Drug not used in the management of PPH? (AIPG 2011)
Drugs used in the management of Postpartum Hemorrhage
a. Oxytocin can be administered as a 5-U intravenous bolus, as 20 U in 1 L of NS intravenously run as fast as possible, or as 10 U intramyometrially with a spinal needle if no immediate intravenous access is available.
b. The traditional second-line agent for uterine atony has been ergonovine (or Ergotrate) given as an initial dose of 100 or 125 mcg intravenously or intramyometrially or 200 or 250 mcg intramuscularly.
c. The maximum total dose is 1.25 mg. Hypertension is a relative contraindication. In some regions, the availability of ergot preparations has become problematic.

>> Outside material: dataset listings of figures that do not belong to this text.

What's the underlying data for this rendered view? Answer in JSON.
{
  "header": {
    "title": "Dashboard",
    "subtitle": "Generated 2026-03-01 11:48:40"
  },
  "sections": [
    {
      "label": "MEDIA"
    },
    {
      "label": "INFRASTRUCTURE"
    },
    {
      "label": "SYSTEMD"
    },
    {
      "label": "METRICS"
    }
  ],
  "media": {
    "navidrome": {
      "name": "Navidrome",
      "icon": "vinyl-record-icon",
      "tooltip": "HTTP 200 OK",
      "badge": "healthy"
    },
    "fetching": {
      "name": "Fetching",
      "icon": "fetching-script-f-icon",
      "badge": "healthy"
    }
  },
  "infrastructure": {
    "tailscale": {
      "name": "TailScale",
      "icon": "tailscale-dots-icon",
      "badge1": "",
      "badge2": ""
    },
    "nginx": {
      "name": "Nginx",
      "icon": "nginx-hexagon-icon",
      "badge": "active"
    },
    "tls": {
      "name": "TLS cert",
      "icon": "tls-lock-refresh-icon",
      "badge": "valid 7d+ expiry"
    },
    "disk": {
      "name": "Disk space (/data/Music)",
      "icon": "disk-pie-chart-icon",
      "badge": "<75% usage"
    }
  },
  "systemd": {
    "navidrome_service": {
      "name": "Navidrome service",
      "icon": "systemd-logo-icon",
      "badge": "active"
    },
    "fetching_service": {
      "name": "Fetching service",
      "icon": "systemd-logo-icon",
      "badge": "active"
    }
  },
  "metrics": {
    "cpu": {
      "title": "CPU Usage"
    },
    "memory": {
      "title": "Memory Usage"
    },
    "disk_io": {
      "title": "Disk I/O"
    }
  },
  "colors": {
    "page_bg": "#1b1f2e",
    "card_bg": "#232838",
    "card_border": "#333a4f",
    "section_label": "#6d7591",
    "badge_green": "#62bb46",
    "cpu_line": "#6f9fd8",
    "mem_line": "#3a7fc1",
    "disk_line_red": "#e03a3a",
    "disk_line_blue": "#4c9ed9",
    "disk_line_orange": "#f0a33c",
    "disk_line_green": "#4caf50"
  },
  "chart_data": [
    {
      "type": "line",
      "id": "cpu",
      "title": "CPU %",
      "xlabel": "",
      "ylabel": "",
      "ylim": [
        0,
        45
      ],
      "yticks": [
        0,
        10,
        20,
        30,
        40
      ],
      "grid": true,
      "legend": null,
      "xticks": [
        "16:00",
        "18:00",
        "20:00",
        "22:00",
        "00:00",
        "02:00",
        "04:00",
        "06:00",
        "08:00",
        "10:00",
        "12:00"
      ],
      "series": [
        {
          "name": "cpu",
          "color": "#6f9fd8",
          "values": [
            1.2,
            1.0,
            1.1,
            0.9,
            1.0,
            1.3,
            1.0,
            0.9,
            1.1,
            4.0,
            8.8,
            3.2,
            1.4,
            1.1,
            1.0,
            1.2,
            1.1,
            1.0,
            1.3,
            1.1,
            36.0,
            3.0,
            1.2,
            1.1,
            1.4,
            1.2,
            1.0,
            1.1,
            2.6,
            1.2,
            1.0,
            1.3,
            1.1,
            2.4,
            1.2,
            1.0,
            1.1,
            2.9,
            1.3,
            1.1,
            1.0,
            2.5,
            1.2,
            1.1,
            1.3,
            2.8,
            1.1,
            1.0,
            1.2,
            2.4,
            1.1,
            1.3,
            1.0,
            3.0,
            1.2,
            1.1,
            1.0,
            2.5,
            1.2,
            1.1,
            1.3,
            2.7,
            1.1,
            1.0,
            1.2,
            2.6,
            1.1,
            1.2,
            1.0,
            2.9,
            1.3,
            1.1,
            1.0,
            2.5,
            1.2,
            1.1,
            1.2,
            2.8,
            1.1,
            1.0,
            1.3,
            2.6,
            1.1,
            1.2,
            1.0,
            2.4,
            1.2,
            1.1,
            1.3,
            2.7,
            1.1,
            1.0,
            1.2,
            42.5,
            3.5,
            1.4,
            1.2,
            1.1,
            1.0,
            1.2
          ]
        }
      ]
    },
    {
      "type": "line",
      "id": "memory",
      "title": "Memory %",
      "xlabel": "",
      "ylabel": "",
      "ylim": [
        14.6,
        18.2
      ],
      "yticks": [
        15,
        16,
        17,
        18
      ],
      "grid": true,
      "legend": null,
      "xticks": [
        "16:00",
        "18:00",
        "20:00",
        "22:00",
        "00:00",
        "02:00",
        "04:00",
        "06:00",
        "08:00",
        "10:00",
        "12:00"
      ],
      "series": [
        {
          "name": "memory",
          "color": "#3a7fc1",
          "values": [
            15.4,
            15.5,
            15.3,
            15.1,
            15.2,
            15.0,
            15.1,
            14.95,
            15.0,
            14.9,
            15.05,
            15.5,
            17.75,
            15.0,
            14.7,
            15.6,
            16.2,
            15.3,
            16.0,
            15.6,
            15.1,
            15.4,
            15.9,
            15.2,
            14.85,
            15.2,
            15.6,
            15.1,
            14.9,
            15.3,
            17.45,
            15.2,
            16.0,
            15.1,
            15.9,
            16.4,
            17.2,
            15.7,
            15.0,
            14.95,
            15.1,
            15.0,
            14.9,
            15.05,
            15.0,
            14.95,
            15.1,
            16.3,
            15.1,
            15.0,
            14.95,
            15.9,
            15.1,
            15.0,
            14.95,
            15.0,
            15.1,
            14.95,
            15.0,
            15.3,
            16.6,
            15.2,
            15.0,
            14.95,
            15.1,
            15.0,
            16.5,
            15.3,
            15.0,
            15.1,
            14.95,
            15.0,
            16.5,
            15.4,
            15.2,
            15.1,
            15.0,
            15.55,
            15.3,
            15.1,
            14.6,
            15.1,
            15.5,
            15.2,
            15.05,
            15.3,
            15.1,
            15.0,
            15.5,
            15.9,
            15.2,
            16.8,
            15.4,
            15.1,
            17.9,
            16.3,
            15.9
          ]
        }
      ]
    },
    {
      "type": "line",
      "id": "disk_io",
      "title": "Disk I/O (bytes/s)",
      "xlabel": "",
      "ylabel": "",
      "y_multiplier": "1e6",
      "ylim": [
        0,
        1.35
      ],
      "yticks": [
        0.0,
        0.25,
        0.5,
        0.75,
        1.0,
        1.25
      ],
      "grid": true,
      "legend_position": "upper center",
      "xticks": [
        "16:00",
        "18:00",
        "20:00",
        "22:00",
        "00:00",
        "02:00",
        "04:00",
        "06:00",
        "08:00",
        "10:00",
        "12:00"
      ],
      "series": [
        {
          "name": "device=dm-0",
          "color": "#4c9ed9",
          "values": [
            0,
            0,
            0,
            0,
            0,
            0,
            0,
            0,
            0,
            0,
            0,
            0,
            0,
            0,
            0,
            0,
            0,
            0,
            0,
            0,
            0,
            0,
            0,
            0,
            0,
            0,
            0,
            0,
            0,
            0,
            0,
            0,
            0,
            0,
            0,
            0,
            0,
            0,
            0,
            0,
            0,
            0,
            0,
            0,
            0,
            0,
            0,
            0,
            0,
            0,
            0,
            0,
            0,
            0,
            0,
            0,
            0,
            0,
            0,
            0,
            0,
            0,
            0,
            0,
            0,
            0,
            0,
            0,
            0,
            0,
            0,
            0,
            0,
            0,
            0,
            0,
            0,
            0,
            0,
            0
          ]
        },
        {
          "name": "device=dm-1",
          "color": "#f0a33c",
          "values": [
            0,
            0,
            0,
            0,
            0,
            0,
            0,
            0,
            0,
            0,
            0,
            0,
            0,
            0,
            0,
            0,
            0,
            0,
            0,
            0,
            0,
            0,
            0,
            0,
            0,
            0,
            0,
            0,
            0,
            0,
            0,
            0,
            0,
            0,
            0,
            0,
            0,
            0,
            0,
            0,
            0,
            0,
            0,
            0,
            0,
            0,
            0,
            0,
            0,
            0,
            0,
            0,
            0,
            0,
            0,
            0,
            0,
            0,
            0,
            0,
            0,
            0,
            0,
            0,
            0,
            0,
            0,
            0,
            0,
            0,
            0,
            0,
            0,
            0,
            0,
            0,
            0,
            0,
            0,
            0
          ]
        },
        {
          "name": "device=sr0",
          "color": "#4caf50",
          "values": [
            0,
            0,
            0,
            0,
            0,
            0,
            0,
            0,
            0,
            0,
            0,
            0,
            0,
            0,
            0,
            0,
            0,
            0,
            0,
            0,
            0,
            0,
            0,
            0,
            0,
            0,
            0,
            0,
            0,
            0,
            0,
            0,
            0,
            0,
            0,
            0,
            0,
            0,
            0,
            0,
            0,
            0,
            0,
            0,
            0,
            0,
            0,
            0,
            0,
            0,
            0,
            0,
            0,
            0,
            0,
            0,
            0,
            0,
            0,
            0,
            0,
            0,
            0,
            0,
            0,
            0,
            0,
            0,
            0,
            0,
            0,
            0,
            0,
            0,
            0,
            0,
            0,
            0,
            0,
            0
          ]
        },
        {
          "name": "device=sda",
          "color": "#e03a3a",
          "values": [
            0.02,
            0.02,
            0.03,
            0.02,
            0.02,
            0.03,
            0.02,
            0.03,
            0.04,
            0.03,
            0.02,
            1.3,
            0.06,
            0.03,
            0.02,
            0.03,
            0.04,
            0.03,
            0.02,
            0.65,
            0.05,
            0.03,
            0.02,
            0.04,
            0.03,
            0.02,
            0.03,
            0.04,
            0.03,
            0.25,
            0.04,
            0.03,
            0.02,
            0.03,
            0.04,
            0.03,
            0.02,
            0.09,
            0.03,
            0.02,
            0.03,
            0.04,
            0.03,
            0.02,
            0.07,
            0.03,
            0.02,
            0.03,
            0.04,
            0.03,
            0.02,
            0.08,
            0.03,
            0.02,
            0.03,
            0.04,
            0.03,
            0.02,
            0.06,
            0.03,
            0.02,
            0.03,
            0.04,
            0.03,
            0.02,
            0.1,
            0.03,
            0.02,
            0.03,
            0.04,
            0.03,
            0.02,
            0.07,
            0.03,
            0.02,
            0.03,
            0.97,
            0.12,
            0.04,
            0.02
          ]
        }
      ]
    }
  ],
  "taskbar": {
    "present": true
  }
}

Every effort should be made to secure supplies of this inexpensive and useful agent.
d. Many authorities now recommend the use of intramuscular carboprost as the second-line agent when it is available. The recommended dose is 250 mcg intramuscularly or intramyometrially, not to exceed 2 mg (8 doses). Asthma is a contraindication.
e. Carboprost has been shown to be 80-90% effective in stopping PPH in cases refractory to oxytocin and ergonovine. Intramuscular administration of these agents is not recommended if the patient demonstrates evidence of shock because absorption would be compromised.
f. Misoprostol may also become a valuable agent in the treatment of PPH. The low cost of the drug and its heat stability (does not require refrigeration) makes it especially appealing for use in the developing world. More trials are pending.